Objectives: To explore the contribution of renal failure to nimodipine overall pharmacokinetic variability after single and multiple oral dosing and to develop a population pharmacokinetic model by means of the nonparametric expectation maximization (NPEM2) algorithm based on sampled individual drug concentrations close to the estimated patients' C(SS)avs (NPEM2-C(SS)av).
Patients, materials and methods: 24 hypertensive patients with normal and reduced renal function, without clinical and laboratory data for hepatic dysfunction, were enrolled in the study and their nimodipine plasma levels were analyzed by means of a parametric and nonparametric population pharmacokinetic modeling using a maximum a posteriori Bayesian (MAPB) estimator in an iterative two-stage Bayesian population modeling program and NPEM2-algorithm.

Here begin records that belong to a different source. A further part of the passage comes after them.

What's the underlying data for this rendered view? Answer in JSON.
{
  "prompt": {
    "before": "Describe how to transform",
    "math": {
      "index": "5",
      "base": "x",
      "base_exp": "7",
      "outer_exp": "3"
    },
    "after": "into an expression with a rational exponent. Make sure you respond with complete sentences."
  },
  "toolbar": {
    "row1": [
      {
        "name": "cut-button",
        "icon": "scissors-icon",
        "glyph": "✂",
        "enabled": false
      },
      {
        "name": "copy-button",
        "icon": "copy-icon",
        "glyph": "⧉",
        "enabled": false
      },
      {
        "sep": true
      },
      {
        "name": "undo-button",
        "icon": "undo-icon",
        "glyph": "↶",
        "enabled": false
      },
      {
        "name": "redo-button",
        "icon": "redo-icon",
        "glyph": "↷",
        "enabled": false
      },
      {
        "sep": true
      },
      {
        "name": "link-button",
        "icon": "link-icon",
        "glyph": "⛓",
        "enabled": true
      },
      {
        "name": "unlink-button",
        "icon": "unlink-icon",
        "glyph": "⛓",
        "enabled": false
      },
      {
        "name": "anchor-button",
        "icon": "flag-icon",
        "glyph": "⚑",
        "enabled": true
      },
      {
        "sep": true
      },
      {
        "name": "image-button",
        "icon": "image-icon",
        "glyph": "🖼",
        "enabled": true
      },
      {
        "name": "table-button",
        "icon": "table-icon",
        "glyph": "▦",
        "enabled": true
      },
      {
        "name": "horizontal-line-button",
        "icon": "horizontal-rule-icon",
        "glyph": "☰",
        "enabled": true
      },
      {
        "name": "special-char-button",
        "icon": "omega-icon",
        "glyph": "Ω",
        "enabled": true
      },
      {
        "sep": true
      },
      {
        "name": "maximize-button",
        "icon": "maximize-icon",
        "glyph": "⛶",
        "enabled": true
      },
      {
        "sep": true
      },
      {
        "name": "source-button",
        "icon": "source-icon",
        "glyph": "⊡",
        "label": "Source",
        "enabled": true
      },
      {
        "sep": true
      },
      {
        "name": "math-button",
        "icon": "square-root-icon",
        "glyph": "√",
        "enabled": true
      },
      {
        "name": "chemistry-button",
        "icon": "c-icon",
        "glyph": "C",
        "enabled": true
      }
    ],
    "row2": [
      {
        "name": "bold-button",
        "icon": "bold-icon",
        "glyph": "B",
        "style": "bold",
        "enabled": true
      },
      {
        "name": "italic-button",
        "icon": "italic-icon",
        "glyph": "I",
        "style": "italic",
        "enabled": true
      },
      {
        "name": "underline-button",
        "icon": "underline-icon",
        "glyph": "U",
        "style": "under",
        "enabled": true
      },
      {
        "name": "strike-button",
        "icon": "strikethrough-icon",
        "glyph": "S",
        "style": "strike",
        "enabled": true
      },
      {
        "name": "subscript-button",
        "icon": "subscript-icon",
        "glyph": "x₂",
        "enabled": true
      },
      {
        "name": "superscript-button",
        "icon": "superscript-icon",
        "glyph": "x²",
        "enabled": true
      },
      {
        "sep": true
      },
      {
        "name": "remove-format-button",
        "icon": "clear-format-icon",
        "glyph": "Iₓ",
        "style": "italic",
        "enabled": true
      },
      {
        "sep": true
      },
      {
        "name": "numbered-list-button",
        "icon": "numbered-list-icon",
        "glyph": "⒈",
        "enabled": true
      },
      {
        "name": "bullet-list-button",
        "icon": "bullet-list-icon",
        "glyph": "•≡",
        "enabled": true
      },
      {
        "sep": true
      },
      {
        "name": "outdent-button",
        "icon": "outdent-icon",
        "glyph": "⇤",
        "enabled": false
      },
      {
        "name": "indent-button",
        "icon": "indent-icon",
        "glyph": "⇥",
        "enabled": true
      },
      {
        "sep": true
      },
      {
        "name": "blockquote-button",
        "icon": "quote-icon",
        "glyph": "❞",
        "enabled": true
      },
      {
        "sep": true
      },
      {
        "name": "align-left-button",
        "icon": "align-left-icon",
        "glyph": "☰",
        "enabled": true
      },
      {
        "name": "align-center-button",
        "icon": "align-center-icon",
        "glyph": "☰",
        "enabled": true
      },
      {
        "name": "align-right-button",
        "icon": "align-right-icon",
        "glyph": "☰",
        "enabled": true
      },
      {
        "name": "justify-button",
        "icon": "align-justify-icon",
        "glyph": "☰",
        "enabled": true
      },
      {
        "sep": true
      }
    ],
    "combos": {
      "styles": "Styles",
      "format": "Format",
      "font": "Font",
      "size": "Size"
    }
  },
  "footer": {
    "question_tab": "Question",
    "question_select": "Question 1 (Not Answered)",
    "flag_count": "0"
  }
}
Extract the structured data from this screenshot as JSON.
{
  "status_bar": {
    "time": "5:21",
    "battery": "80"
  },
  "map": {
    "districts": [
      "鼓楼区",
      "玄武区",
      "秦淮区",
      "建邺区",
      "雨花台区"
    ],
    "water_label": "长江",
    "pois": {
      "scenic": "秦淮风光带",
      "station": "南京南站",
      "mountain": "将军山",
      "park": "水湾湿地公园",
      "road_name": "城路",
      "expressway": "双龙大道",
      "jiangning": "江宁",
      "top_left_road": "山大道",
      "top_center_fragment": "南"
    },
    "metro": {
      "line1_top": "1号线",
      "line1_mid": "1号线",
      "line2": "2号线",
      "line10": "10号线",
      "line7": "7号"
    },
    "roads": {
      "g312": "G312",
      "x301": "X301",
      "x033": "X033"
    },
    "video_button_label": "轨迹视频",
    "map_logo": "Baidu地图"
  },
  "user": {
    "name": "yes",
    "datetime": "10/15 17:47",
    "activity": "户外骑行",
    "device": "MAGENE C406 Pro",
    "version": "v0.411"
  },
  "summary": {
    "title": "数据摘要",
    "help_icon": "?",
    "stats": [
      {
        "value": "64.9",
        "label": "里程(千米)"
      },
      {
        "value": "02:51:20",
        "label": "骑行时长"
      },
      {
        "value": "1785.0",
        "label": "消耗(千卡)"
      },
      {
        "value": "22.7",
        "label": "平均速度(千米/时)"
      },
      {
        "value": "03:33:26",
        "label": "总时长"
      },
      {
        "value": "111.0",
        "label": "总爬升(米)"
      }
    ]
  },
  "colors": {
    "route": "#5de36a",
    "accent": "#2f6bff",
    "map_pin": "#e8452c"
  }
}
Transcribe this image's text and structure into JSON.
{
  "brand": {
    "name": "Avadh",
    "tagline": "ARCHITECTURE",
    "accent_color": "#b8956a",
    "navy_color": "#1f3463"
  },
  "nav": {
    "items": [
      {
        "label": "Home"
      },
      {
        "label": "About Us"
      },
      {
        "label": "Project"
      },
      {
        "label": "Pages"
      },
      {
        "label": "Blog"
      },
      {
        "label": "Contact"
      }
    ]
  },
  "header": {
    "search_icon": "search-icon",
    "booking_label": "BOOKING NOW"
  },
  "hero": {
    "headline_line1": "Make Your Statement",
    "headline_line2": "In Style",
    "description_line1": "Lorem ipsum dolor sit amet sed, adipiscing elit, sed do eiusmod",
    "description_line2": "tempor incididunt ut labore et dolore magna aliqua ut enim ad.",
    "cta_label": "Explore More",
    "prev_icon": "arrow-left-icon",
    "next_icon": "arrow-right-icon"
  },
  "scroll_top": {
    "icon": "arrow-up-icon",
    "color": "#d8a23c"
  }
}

Results: Comparison of parameter dispersion revealed higher variability of nimodipine disposition after the first dose than at steady-state except for apparent volume of distribution at steady-state, V(SS)/F, whose variability increased from 98% to 223%. The most variable was mean residence time, MRT, whose coefficient of variation (CV) was 288% after the first dose and decreased by more than 2 times at steady-state, followed by terminal elimination half-life, t(1/2el), with CV = 171% after the first dosing and decreasing by more than 3 times at steady-state. Concerning the impact of renal failure on disposition parameters variability, patients with slightly to moderately reduced renal function, creatinine clearances between 51 to 80 and 25 to 50 ml/min, resp., stated higher variation than patients with more definitively altered renal function. The validation of NPEM2-C(SS)av population model was performed by using a set of 272 individual plasma drug concentrations, including trough levels as well as concentrations belonging to mono-exponential elimination phases after single and multiple dosing. Bayesian forecasting, using 4 trough levels per patient as Bayesian priors, revealed highly significant correlation between observed and population model predicted drug concentrations (r = 0.526, p < 0.0001). The predictive performance of NPEM2-C(SS)av population model was characterized by low bias (mean error = -0.48 microg/l, 95% CI = -0.99-0.04 microg/l), and good precision (root mean squared error = 4.32 microg/l, 95% CI = -2.53-11.17 microg/l).
Conclusions: As predicted for high hepatic clearance drugs [Rowland 1985], nimodipine parameters variability decreased after reaching steady-state. NPEM2-C(SS)av population model demonstrated high accuracy and precision in predicting drug levels from terminal exponential phase including trough levels at steady-state.